Step Three, August 6: Nocera apologizes for his previous column. “The words I chose were intemperate and offensive to many, and I’ve been roundly criticized,” he writes. “I was a hypocrite, the critics said, for using such language when on other occasions I’ve called for a more civil politics.”

Whatever. In the comments to Nocera’s most recent column, long lists of liberals urge him on, saying he shouldn’t have retracted his insults. In our view, that reaction is dumb enough. (To see the way your fellow citizens reason, just look at comments 20-25.) But much more importantly, we haven’t seen a single person in those comments who asked Nocera an obvious question:

If you felt so strongly about the debt limit deal, why didn’t you write about it until after the deal was done?

No one asked Nocera that question. But then, we liberals have terrible intellectual leadership, just like our neighbors who watch Fox. Beyond that, we liberals aren’t especially smart, and we aren’t always especially principled. We do like to call the other team names, though we tend to cry real tears when the other team does it to us. (“I was a hypocrite, the critics said, for using such language when on other occasions I’ve called for a more civil politics.”)

It gets worse: We don’t understand the way these tribal divisions serve plutocrat interests! But then, our “intellectual leaders” are much more likely to urge us to hate than they are to explain such matters.

Now that Nocera has snapped awake, perhaps he’ll start explaining basic aspects of the whole debt limit matter, which will likely come center stage again. Other “journalists” are still drifting along in a dream state.
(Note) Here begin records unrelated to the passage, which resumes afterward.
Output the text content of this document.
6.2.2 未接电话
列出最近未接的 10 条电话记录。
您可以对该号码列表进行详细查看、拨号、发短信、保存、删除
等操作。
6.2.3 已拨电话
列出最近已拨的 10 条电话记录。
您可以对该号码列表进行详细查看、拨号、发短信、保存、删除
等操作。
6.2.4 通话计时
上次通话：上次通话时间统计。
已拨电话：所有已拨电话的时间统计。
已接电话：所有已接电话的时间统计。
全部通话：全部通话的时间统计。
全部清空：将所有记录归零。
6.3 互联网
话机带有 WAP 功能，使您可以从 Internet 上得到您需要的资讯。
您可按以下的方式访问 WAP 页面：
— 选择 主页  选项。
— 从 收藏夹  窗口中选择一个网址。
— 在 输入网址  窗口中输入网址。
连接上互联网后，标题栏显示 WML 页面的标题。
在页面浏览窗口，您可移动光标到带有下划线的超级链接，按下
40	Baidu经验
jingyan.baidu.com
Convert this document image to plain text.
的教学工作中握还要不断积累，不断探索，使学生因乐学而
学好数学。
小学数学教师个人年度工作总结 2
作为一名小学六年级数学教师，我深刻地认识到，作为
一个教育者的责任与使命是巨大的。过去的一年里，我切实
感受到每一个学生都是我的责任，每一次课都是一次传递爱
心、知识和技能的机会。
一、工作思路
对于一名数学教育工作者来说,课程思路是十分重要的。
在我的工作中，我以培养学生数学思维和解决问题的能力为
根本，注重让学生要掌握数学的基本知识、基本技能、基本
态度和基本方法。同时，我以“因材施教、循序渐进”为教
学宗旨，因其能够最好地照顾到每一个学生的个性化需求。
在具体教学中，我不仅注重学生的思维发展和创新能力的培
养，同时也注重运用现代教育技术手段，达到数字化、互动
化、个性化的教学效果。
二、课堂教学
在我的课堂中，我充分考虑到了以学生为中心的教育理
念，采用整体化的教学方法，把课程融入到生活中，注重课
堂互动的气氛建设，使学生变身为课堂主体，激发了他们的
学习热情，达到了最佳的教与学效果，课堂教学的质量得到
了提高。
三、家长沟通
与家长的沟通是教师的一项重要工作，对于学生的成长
Consider the gigantic front-page report in yesterday’s Washington Post.

The report runs almost 6000 words. It explains the way the GOP leadership framed its approach to the debt limit deal, starting back in 2010. But guess what? Despite all those words, the team of authors never explain what would have happened if the debt limit didn’t get raised. There were several obvious places to do so—but they never did.

Can we talk? This country is full of people who have never heard an explanation of what would have happened if the debt limit stayed where it was! As best we can tell, the Washington Post reported this matter once, in a July 15 front-page report; the New York Times never bothered. Our question: How are voters supposed to know such things if people like Nocera, and the Washington Post, are too clueless to tell them?

Also in yesterday’s Washington Post, Nicolle Wallace seemed to praise Michele Bachmann for saying she’ll never raise the debt limit. How are people supposed to know how crazy that stance really is? How are people supposed to know that the number two GOP White House candidate has adopted a ludicrous stance?

Within our banana republic culture, such basic matters rarely get explained. We liberals then name-call the rubes who don’t know squat from squadoodle, even as our own dumb bunnies keep misstating what S&P said. Meanwhile, Nocera is there to give the impression that experts are in charge—that they’re crafting a real public discourse.

Guess what? They’re doing no such thing! But we liberals, bright as we say we are, rarely seem to notice. We’re living in a banana republic, where ignorance—mixed with name-calling—seem to constitute bliss.